Ando a tentar por a escrita em dia..... por isso chego muito atrasada a este post (não desisti da leitura, apenas fui obrigada a adiar).

O sistema que implementaram agora em Portugal, que me permite pedir uma factura, identificando o meu número de identificação fiscal (NIF), para depois poder verificar se o comerciante a quem eu paguei o valor, o declarou, dando-me o direito de reclamar caso o comerciante não o tenha feito, é altamente Pidesco.

Faz-me lembrar uma técnica posta em funcionamento pela ditadura, muito eficaz, pôr os portugueses a vigiarem-se uns aos outros.

Eu pago os meus impostos, espero que os outros façam exactamente o mesmo. O esforço tem de ser de todos, mas a responsabilidade de fiscalizar tem de pertencer a quem tem a responsabilidade de assegurar a recolha.

Não estou disponível para ser fiscal de impostos, e andar a bufar o parceiro do lado. Eu pago os meus impostos, e não admito que niguém venha meter o nariz na minha vida.

Helena Araújo disse...

Jonas,
não tinha percebido que ia até aí. Pareceu-me que se pode pedir com o NIF para descontar depois nos impostos, ou pedir o normal - e que há fiscais à porta dos cafés a pedir para ver esse recibo.

Não me custa nada fazer questão de ter o recibo, porque corresponde a um imposto que eu paguei e deve ser entregado ao Estado. Não me custa nada mostrar o recibo ao fiscal que mo pedir (lá está: o Estado a fiscalizar). Mas nem pensar em andar a controlar o resto.

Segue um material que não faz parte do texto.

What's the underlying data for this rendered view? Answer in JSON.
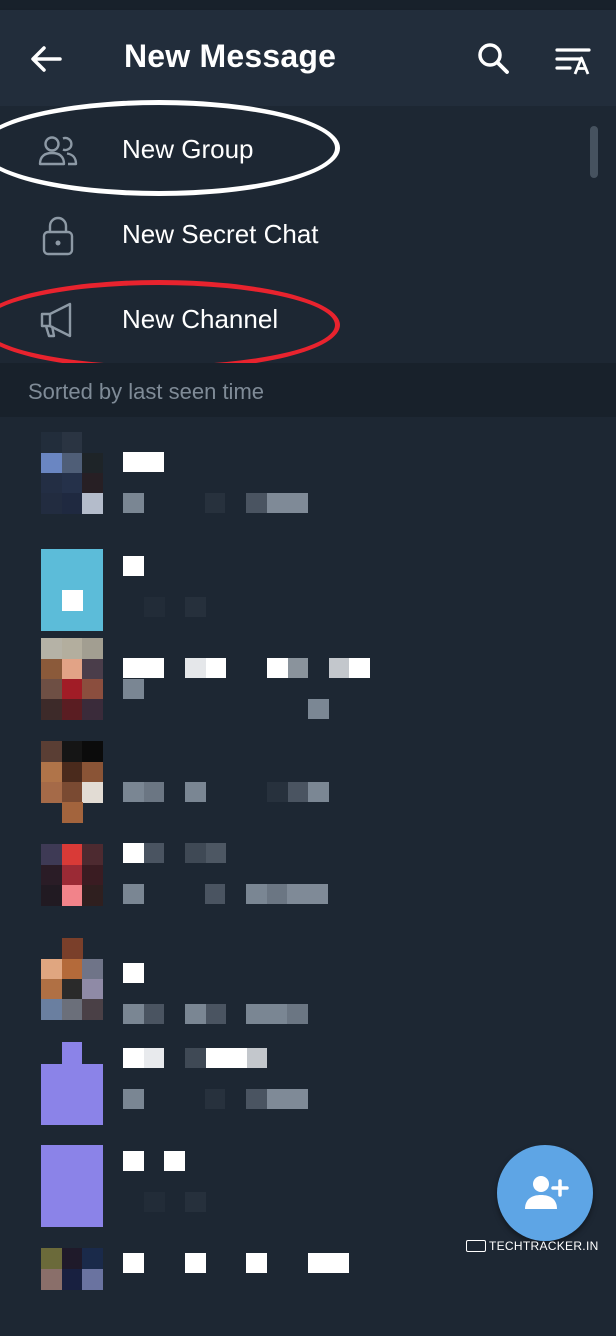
{
  "header": {
    "title": "New Message",
    "back_icon": "arrow-left-icon",
    "search_icon": "search-icon",
    "sort_icon": "sort-by-name-icon",
    "background": "#222d3b"
  },
  "menu": {
    "items": [
      {
        "label": "New Group",
        "icon": "group-icon",
        "annotation": "white-ellipse"
      },
      {
        "label": "New Secret Chat",
        "icon": "lock-icon"
      },
      {
        "label": "New Channel",
        "icon": "megaphone-icon",
        "annotation": "red-ellipse"
      }
    ]
  },
  "section": {
    "label": "Sorted by last seen time"
  },
  "contacts": {
    "note_pixelated": true,
    "count_visible": 9
  },
  "fab": {
    "icon": "add-contact-icon",
    "color": "#5ea5e5"
  },
  "watermark": {
    "text": "TECHTRACKER.IN"
  },
  "colors": {
    "background": "#1d2733",
    "section_background": "#18212b",
    "section_text": "#7f8b97",
    "annotation_white": "#ffffff",
    "annotation_red": "#e8232e"
  }
}
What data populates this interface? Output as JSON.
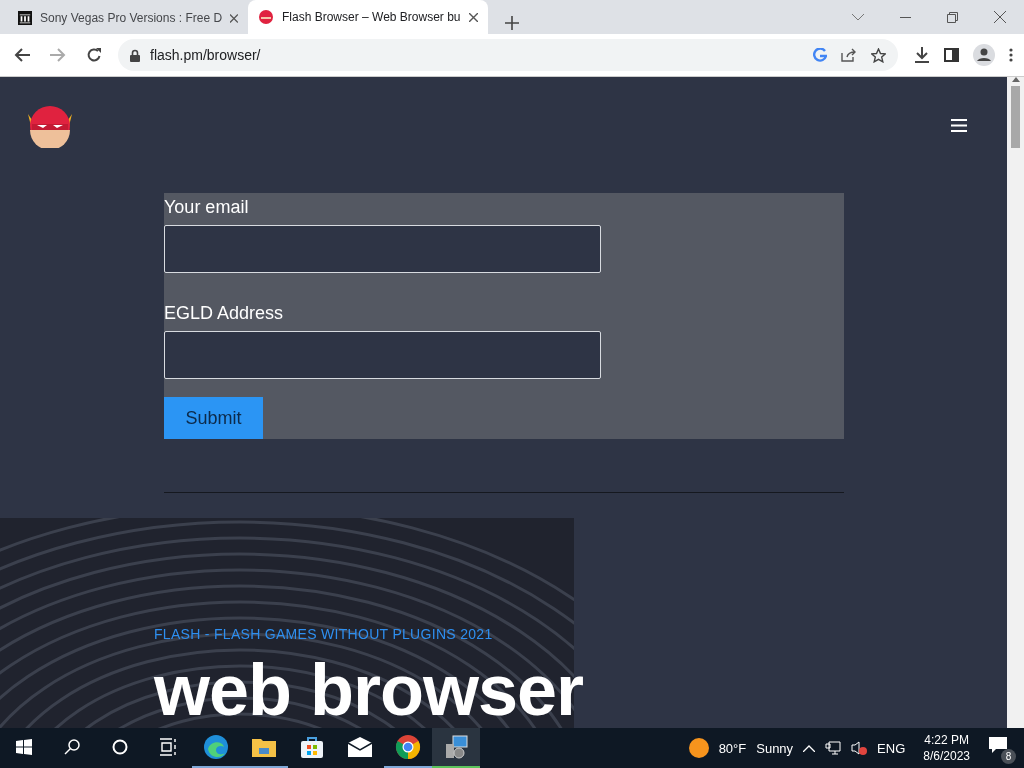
{
  "browser": {
    "tabs": [
      {
        "title": "Sony Vegas Pro Versions : Free D",
        "kind": "archive",
        "selected": false
      },
      {
        "title": "Flash Browser – Web Browser bu",
        "kind": "flash",
        "selected": true
      }
    ],
    "address": {
      "url": "flash.pm/browser/"
    }
  },
  "page": {
    "form": {
      "fields": [
        {
          "label": "Your email"
        },
        {
          "label": "EGLD Address"
        }
      ],
      "submit": "Submit"
    },
    "hero": {
      "eyebrow": "FLASH - FLASH GAMES WITHOUT PLUGINS 2021",
      "heading": "web browser"
    }
  },
  "taskbar": {
    "apps": [
      {
        "kind": "edge",
        "running": true,
        "active": false
      },
      {
        "kind": "folder",
        "running": true,
        "active": false
      },
      {
        "kind": "store",
        "running": false,
        "active": false
      },
      {
        "kind": "mail",
        "running": false,
        "active": false
      },
      {
        "kind": "chrome",
        "running": true,
        "active": false
      },
      {
        "kind": "installer",
        "running": true,
        "active": true
      }
    ],
    "weather": {
      "temp": "80°F",
      "condition": "Sunny"
    },
    "language": "ENG",
    "time": "4:22 PM",
    "date": "8/6/2023",
    "notifications": "8"
  }
}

Quanto a bufar o parceiro do lado... vamos continuar a assistir impávidos e mudos ao roubo ao Estado? Desde os meus colegas na universidade que iam de carrinho para a escola (naquele tempo andávamos todos de autocarro, e muita sorte) mas recebiam ajuda do Estado para poderem estudar, porque a fábrica dos paizinhos passava sempre muito mal, até aos jeep a que chamavam IFADAP, e tantos outros exemplos que todos conhecemos, mas ninguém faz nada!
Em compensação, conheço uma mulher em Portugal que vivia com uma pensão de 70 euros e a ajuda do salário mínimo da filha - não pediu o rendimento social de inserção com medo do falatório na aldeia.